About That “BP Expertise”
The Christian Science Monitor reports on “the mystery plumber”:
The identity of the “mystery plumber” whose homemade design for a new containment cap may have helped to finally stanch the Gulf oil spill geyser emerged Saturday.
His name is Joe Caldart, a married, 40-something blue-collar guy with five kids and three hound dogs living in St. Francis, Kan. Mr. Caldart has 907 Facebook friends. He likes the band Rednecks & Red Dirt, watches “Family Guy,” and cites the 1978 Burt Reynolds flick “Hooper” as one of his favorites.
…Caldart’s sketches, routed six weeks ago to BP and the Coast Guard through University of California petroleum engineer Robert Bea, are a near identical match to the design of a new containment cap lowered last week over the renegade Macondo well 50 miles off Venice, La.
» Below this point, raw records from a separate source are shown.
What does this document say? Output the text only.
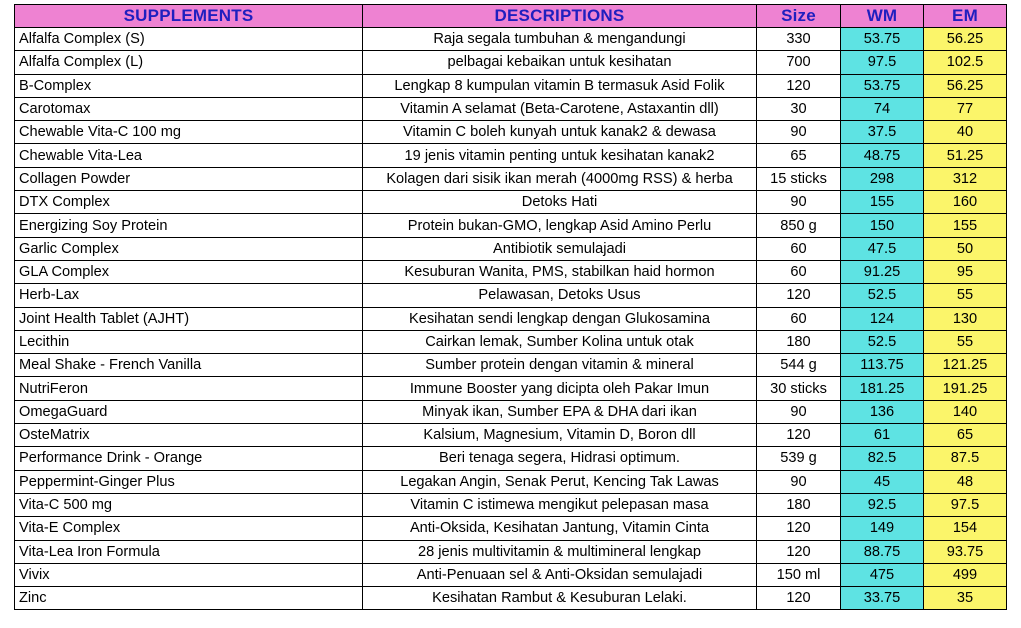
SUPPLEMENTS	DESCRIPTIONS	Size	WM	EM
Alfalfa Complex (S)	Raja segala tumbuhan & mengandungi	330	53.75	56.25
Alfalfa Complex (L)	pelbagai kebaikan untuk kesihatan	700	97.5	102.5
B-Complex	Lengkap 8 kumpulan vitamin B termasuk Asid Folik	120	53.75	56.25
Carotomax	Vitamin A selamat (Beta-Carotene, Astaxantin dll)	30	74	77
Chewable Vita-C 100 mg	Vitamin C boleh kunyah untuk kanak2 & dewasa	90	37.5	40
Chewable Vita-Lea	19 jenis vitamin penting untuk kesihatan kanak2	65	48.75	51.25
Collagen Powder	Kolagen dari sisik ikan merah (4000mg RSS) & herba	15 sticks	298	312
DTX Complex	Detoks Hati	90	155	160
Energizing Soy Protein	Protein bukan-GMO, lengkap Asid Amino Perlu	850 g	150	155
Garlic Complex	Antibiotik semulajadi	60	47.5	50
GLA Complex	Kesuburan Wanita, PMS, stabilkan haid hormon	60	91.25	95
Herb-Lax	Pelawasan, Detoks Usus	120	52.5	55
Joint Health Tablet (AJHT)	Kesihatan sendi lengkap dengan Glukosamina	60	124	130
Lecithin	Cairkan lemak, Sumber Kolina untuk otak	180	52.5	55
Meal Shake - French Vanilla	Sumber protein dengan vitamin & mineral	544 g	113.75	121.25
NutriFeron	Immune Booster yang dicipta oleh Pakar Imun	30 sticks	181.25	191.25
OmegaGuard	Minyak ikan, Sumber EPA & DHA dari ikan	90	136	140
OsteMatrix	Kalsium, Magnesium, Vitamin D, Boron dll	120	61	65
Performance Drink - Orange	Beri tenaga segera, Hidrasi optimum.	539 g	82.5	87.5
Peppermint-Ginger Plus	Legakan Angin, Senak Perut, Kencing Tak Lawas	90	45	48
Vita-C 500 mg	Vitamin C istimewa mengikut pelepasan masa	180	92.5	97.5
Vita-E Complex	Anti-Oksida, Kesihatan Jantung, Vitamin Cinta	120	149	154
Vita-Lea Iron Formula	28 jenis multivitamin & multimineral lengkap	120	88.75	93.75
Vivix	Anti-Penuaan sel & Anti-Oksidan semulajadi	150 ml	475	499
Zinc	Kesihatan Rambut & Kesuburan Lelaki.	120	33.75	35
“The idea was using the top flange on the blowout preventer as an attachment point and then employing an internal seal against that flange surface,” says Dr. Bea. “You can kind of see how a plumber thinks this way. That’s how they have to plumb homes for sewage.”
…
Caldart, who first started plumbing as a teenager, says he originally sent BP three sketches depicting a flange and plug design similar to those used in high-pressure hotel plumbing on May 25th. At that point, he says he was told by BP that they were not working on stopping the leak, but simply capturing the oil.
After being told his ideas were under technical review, Caldart tweeted on June 14th, “just got an email from horizon [incident response] saying a similar plan to mine is being implemented, but thanks anyway…….. yeah right.”
Two months later they finally look at designs from people who work on broken pipes, and then they won’t give him the credit he deserves. We have oil on our beaches because the government has been trained to defer to corporations, and the corporations outsource everything.
Speaking of outsourcing, the Guardian reports that BP ordered the BOP worked on in China:
BP ordered the owner of the Deepwater Horizon rig, whose explosion led to the worst environmental disaster in US history, to overhaul a crucial piece of the rig’s safety equipment in China, the Observer has learnt. The blow-out preventer – the last line of defence against an out-of-control well – subsequently failed to activate and is at the centre of investigations into what caused the disaster.
Experts say that the practice of having such engineering work carried out in China, rather than the US, saves money and is common in the industry.
To save money they shipped a device that weighs tons halfway around the world to people with unknown skills, rather than letting the company that built it overhaul it in Houston. This is why there was no accurate plan to use when the BOP failed, and no one knew what modifications were made.